Safety, Reliability, and the Limits of Agent Autonomy
4 / 5Agents are powerful and their failure modes are qualitatively different from chat AI. A chat model that hallucinates produces bad text. An agent that malfunctions can take consequential actions in the real world: sending wrong emails, deleting files, making API calls with financial implications.
This lesson is about understanding and managing those risks.
The Compounding Error Problem
In a chat interface, errors are isolated. One bad response does not affect the next.
In an agent, errors compound. If an early step produces wrong results, subsequent steps build on that wrong foundation. By the time the agent reaches its goal, the output may be deeply wrong in ways that are not obvious from the final result alone.
This means agent outputs require more careful validation than chat outputs, not less.
The Categories of Agent Risk
Irreversible actions Actions the agent takes that cannot be undone: deleting files, sending emails, making purchases, publishing content, executing transactions. Agents should require explicit human confirmation before taking irreversible actions.
Scope creep Agents that interpret their goal broadly may take actions beyond what was intended. A "clean up my inbox" instruction interpreted overly broadly could delete important emails.
Prompt injection If an agent reads external content (web pages, emails, documents) as part of its task, malicious content in that environment could manipulate the agent's behaviour. This is a genuine security vulnerability in production agents.
Infinite loops Agents can get stuck in loops — taking the same action repeatedly, or oscillating between two states. Resource limits and loop detection are essential.
Credential and permission abuse An agent with broad permissions (access to file system, email, APIs) can cause significant damage if it malfunctions or is manipulated.
Design Principles for Safer Agents
Minimum necessary permissions Grant agents only the permissions they need for the specific task. An email draft agent does not need file system access.
Confirmation before irreversible actions Pause and require human confirmation before any action that cannot be undone. Design this into the architecture, not as an afterthought.

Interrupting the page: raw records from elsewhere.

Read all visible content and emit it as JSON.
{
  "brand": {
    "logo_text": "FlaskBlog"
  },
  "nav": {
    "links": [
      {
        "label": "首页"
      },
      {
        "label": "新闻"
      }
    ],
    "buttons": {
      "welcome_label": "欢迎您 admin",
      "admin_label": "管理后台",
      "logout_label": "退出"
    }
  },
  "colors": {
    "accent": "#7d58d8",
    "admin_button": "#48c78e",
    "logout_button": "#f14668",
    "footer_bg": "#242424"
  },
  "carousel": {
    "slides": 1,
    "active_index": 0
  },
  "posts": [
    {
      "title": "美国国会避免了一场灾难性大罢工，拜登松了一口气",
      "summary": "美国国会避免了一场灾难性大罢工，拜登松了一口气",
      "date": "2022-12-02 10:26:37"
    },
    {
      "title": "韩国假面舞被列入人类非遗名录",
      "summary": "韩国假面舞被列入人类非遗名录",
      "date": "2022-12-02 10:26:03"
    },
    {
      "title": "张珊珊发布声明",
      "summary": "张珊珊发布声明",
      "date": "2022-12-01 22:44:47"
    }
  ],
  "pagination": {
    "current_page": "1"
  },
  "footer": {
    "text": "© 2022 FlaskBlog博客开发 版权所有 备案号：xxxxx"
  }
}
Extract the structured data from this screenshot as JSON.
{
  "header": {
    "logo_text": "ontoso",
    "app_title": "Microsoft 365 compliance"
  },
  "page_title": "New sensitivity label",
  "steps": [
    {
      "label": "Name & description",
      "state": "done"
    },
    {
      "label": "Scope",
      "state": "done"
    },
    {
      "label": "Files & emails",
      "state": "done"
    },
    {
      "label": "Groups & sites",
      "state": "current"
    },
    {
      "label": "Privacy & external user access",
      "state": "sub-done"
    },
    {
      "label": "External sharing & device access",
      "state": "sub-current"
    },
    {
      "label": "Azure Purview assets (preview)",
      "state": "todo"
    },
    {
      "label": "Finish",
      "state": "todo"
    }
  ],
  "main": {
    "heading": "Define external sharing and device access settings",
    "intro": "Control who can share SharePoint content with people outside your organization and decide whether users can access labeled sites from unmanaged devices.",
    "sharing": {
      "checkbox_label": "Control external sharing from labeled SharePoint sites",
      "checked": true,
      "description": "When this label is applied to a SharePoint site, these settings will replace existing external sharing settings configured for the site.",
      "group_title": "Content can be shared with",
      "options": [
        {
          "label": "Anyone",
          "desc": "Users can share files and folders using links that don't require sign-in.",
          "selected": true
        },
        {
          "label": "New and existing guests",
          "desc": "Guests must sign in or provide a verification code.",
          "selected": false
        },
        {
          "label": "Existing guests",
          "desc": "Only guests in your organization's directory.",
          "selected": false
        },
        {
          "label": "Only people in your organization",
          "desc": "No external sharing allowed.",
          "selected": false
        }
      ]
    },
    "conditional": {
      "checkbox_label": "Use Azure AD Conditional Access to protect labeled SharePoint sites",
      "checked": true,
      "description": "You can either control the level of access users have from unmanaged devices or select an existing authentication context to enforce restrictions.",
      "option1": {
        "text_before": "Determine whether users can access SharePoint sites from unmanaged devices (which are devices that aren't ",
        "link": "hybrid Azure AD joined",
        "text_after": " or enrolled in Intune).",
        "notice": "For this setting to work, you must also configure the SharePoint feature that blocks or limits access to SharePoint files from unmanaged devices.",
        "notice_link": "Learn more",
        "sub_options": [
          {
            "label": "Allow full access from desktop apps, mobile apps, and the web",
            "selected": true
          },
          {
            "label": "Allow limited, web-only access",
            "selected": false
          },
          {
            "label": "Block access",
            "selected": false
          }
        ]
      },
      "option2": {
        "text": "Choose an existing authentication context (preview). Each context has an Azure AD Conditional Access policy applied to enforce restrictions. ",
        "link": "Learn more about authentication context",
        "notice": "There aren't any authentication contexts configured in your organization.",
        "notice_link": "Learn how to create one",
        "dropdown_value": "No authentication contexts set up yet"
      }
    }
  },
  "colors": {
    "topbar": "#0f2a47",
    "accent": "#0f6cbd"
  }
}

Dry run mode Build a mode where the agent plans and describes what it would do without actually doing it. Review the plan before execution.
Audit logs Log every action the agent takes. You need to be able to reconstruct what happened when something goes wrong.
Sandboxed execution environments For agents that execute code, run in sandboxed environments that cannot affect systems outside the sandbox.
Hard limits on resource consumption Limit the number of steps, API calls, tokens consumed, or time elapsed before the agent must pause and report to a human.
The Current State of Agent Reliability
Be honest about the current maturity of agent technology:
- Agents work well for narrow, well-defined tasks with clear success criteria
- Agents are unreliable for open-ended tasks requiring significant judgment
- Multi-step agents fail more often than simple agents
- Production deployments require careful monitoring and fallback mechanisms
- The technology is improving rapidly, but current limitations are real
The organisations getting the most value from agents are those that deploy them narrowly, monitor them closely, and maintain human oversight of consequential decisions.